How the next generation of data analysis is improving handball
There is a revolution under way in how handball data analysis is used and – thanks to a team appointed by the EHF Methods Commission – it is helping national federations and handball improve standards.
EHF Methods Commission member Carmen Manchado from the University of Alicante and her team have created a Handball Analysis Tool which interprets raw data produced by Kinexon that foresees the covered distances, velocities, accelerations, changes of direction, impacts and jumps of players on the court.
Combined with the metabolic power – a measure of the amount of energy needed during physical activity – a player profile for each playing position is determined.
The scientific analysis was already used at the Women's and Men's EHF EURO 2020. At the Men's competition over 7 million data points from the 65 matches were collected and, with around 110,000 data points collected in each match, approximately 5 million were collected at the Women's event.
With all the analysis openly available to competing nations at EHF EURO events, the Kinexon data – initially a product used to entertain fans inside arenas on social media to highlight, for example, the fastest throw – is now being used to a different way.

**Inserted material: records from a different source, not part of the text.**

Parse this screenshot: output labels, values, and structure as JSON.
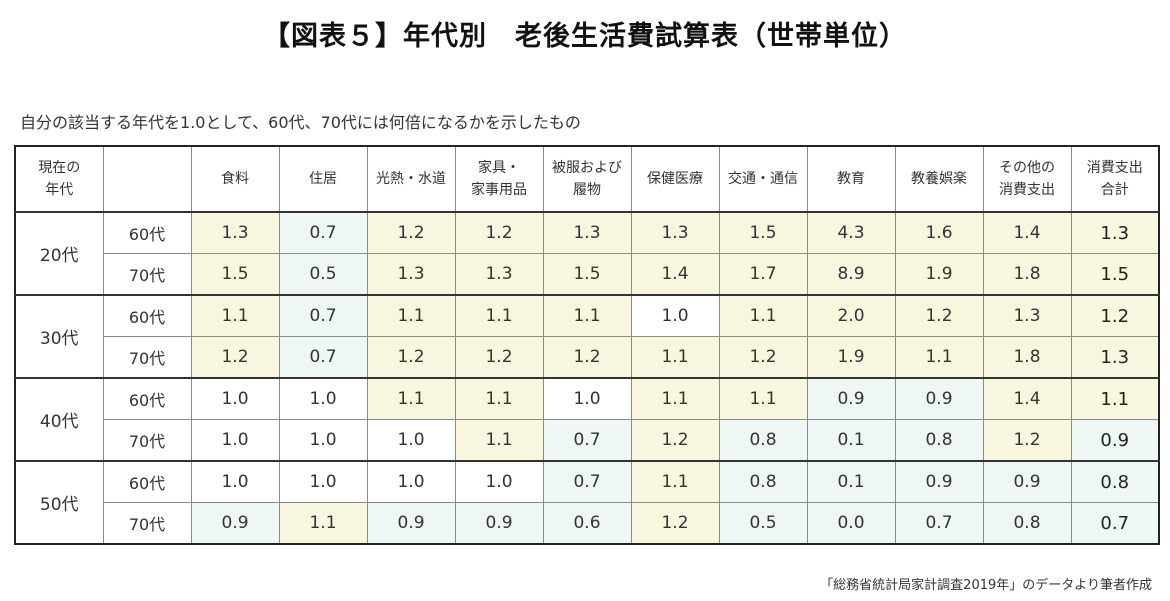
{
  "title": "【図表５】年代別　老後生活費試算表（世帯単位）",
  "subtitle": "自分の該当する年代を1.0として、60代、70代には何倍になるかを示したもの",
  "source": "「総務省統計局家計調査2019年」のデータより筆者作成",
  "header": {
    "corner": [
      "現在の",
      "年代"
    ],
    "columns": [
      [
        "食料"
      ],
      [
        "住居"
      ],
      [
        "光熱・水道"
      ],
      [
        "家具・",
        "家事用品"
      ],
      [
        "被服および",
        "履物"
      ],
      [
        "保健医療"
      ],
      [
        "交通・通信"
      ],
      [
        "教育"
      ],
      [
        "教養娯楽"
      ],
      [
        "その他の",
        "消費支出"
      ],
      [
        "消費支出",
        "合計"
      ]
    ]
  },
  "groups": [
    {
      "age": "20代",
      "rows": [
        {
          "sub": "60代",
          "values": [
            "1.3",
            "0.7",
            "1.2",
            "1.2",
            "1.3",
            "1.3",
            "1.5",
            "4.3",
            "1.6",
            "1.4",
            "1.3"
          ],
          "shades": [
            "y",
            "b",
            "y",
            "y",
            "y",
            "y",
            "y",
            "y",
            "y",
            "y",
            "y"
          ]
        },
        {
          "sub": "70代",
          "values": [
            "1.5",
            "0.5",
            "1.3",
            "1.3",
            "1.5",
            "1.4",
            "1.7",
            "8.9",
            "1.9",
            "1.8",
            "1.5"
          ],
          "shades": [
            "y",
            "b",
            "y",
            "y",
            "y",
            "y",
            "y",
            "y",
            "y",
            "y",
            "y"
          ]
        }
      ]
    },
    {
      "age": "30代",
      "rows": [
        {
          "sub": "60代",
          "values": [
            "1.1",
            "0.7",
            "1.1",
            "1.1",
            "1.1",
            "1.0",
            "1.1",
            "2.0",
            "1.2",
            "1.3",
            "1.2"
          ],
          "shades": [
            "y",
            "b",
            "y",
            "y",
            "y",
            "w",
            "y",
            "y",
            "y",
            "y",
            "y"
          ]
        },
        {
          "sub": "70代",
          "values": [
            "1.2",
            "0.7",
            "1.2",
            "1.2",
            "1.2",
            "1.1",
            "1.2",
            "1.9",
            "1.1",
            "1.8",
            "1.3"
          ],
          "shades": [
            "y",
            "b",
            "y",
            "y",
            "y",
            "y",
            "y",
            "y",
            "y",
            "y",
            "y"
          ]
        }
      ]
    },
    {
      "age": "40代",
      "rows": [
        {
          "sub": "60代",
          "values": [
            "1.0",
            "1.0",
            "1.1",
            "1.1",
            "1.0",
            "1.1",
            "1.1",
            "0.9",
            "0.9",
            "1.4",
            "1.1"
          ],
          "shades": [
            "w",
            "w",
            "y",
            "y",
            "w",
            "y",
            "y",
            "b",
            "b",
            "y",
            "y"
          ]
        },
        {
          "sub": "70代",
          "values": [
            "1.0",
            "1.0",
            "1.0",
            "1.1",
            "0.7",
            "1.2",
            "0.8",
            "0.1",
            "0.8",
            "1.2",
            "0.9"
          ],
          "shades": [
            "w",
            "w",
            "w",
            "y",
            "b",
            "y",
            "b",
            "b",
            "b",
            "y",
            "b"
          ]
        }
      ]
    },
    {
      "age": "50代",
      "rows": [
        {
          "sub": "60代",
          "values": [
            "1.0",
            "1.0",
            "1.0",
            "1.0",
            "0.7",
            "1.1",
            "0.8",
            "0.1",
            "0.9",
            "0.9",
            "0.8"
          ],
          "shades": [
            "w",
            "w",
            "w",
            "w",
            "b",
            "y",
            "b",
            "b",
            "b",
            "b",
            "b"
          ]
        },
        {
          "sub": "70代",
          "values": [
            "0.9",
            "1.1",
            "0.9",
            "0.9",
            "0.6",
            "1.2",
            "0.5",
            "0.0",
            "0.7",
            "0.8",
            "0.7"
          ],
          "shades": [
            "b",
            "y",
            "b",
            "b",
            "b",
            "y",
            "b",
            "b",
            "b",
            "b",
            "b"
          ]
        }
      ]
    }
  ],
  "colors": {
    "higher": "#f8f6df",
    "lower": "#eef7f6",
    "equal": "#ffffff"
  }
}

“The Kinexon data was firstly introduced for information for the spectators watching at home the height of a jump or speed of a throw to make them feel part of the show,” Manchado says. “Our data can also be used to provide research to learn more about sport and improve players’ performance.
“As a coach, the first question you ask yourself is ‘am I preparing right?’ with the available data, that tracks and maps players movement, this tool and the data it records enables coaches to learn more about how a player performed during the match. It can be used as a tool for better preparation and can prevent the risk of injuries.

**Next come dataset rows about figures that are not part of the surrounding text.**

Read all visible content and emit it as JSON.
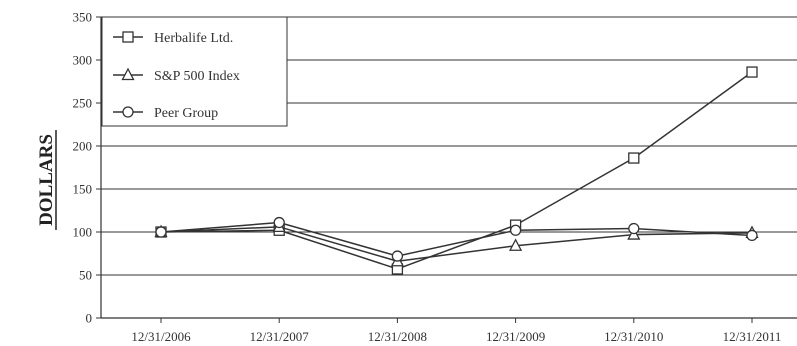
{
  "chart_data": {
    "type": "line",
    "title": "",
    "xlabel": "",
    "ylabel": "DOLLARS",
    "categories": [
      "12/31/2006",
      "12/31/2007",
      "12/31/2008",
      "12/31/2009",
      "12/31/2010",
      "12/31/2011"
    ],
    "ylim": [
      0,
      350
    ],
    "yticks": [
      0,
      50,
      100,
      150,
      200,
      250,
      300,
      350
    ],
    "grid": "horizontal",
    "legend_position": "top-left",
    "series": [
      {
        "name": "Herbalife Ltd.",
        "marker": "square",
        "values": [
          100,
          102,
          57,
          108,
          186,
          286
        ]
      },
      {
        "name": "S&P 500 Index",
        "marker": "triangle",
        "values": [
          100,
          106,
          66,
          84,
          97,
          99
        ]
      },
      {
        "name": "Peer Group",
        "marker": "circle",
        "values": [
          100,
          111,
          72,
          102,
          104,
          96
        ]
      }
    ],
    "colors": {
      "line": "#333333",
      "grid": "#333333",
      "marker_fill": "#ffffff",
      "background": "#ffffff"
    }
  }
}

“The reason behind why we try to produce the information coming from Kinexon is to give coaches as much valid and constructive data as possible. We receive the raw data – a players’ position for example and here in Alicante we use our tool to turn it something that can be translated in a coaches’ language.
“You can see patterns and trends emerging and see the different levels of performance appear. That’s why we think it’s important to analyse a competition to see what the players are doing in every match. They give us so much information: acceleration, metres covered, player speed, throwing speed, jumping height – and these are all critical factors when you evaluate in which position what skills can be developed.

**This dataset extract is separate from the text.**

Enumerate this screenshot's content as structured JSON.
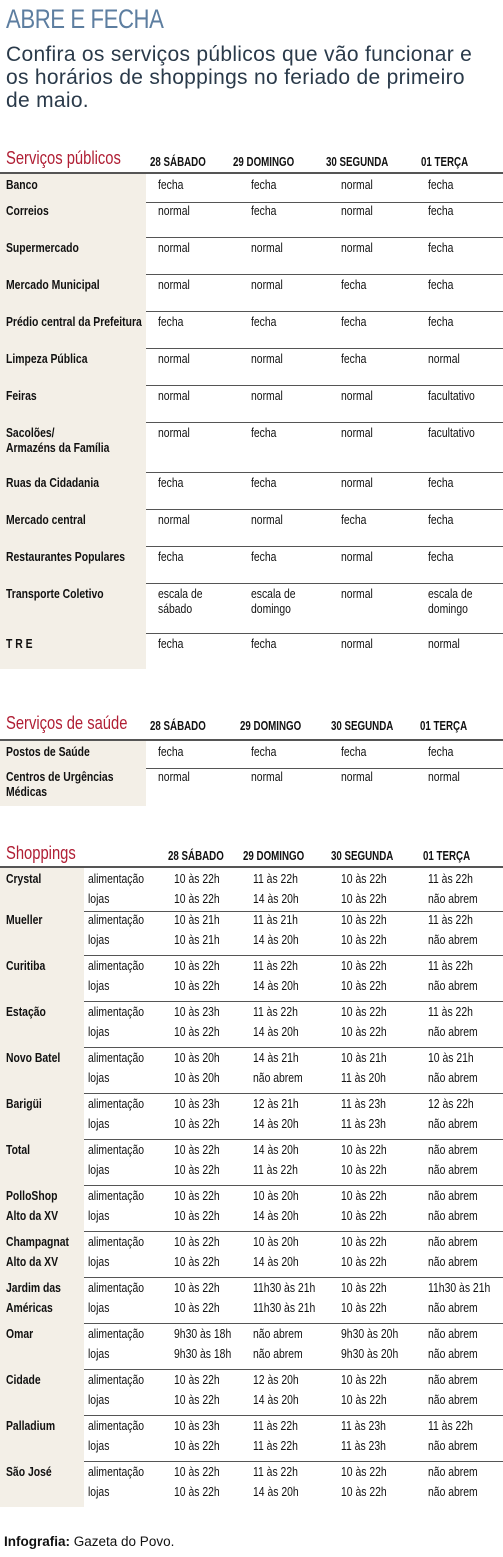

“The mission for all of us involved in handball is that we define the development of the players and the game that will result in an attractive product: a highly-skilled match.
“Of course, this tool gives coaches the opportunity to improve levels of performance while at the same time we can improve our product. In turn, fans will find matches more spectacular as a result of the improvements… It comes full circle when more children start playing in school after watching the performances on television.”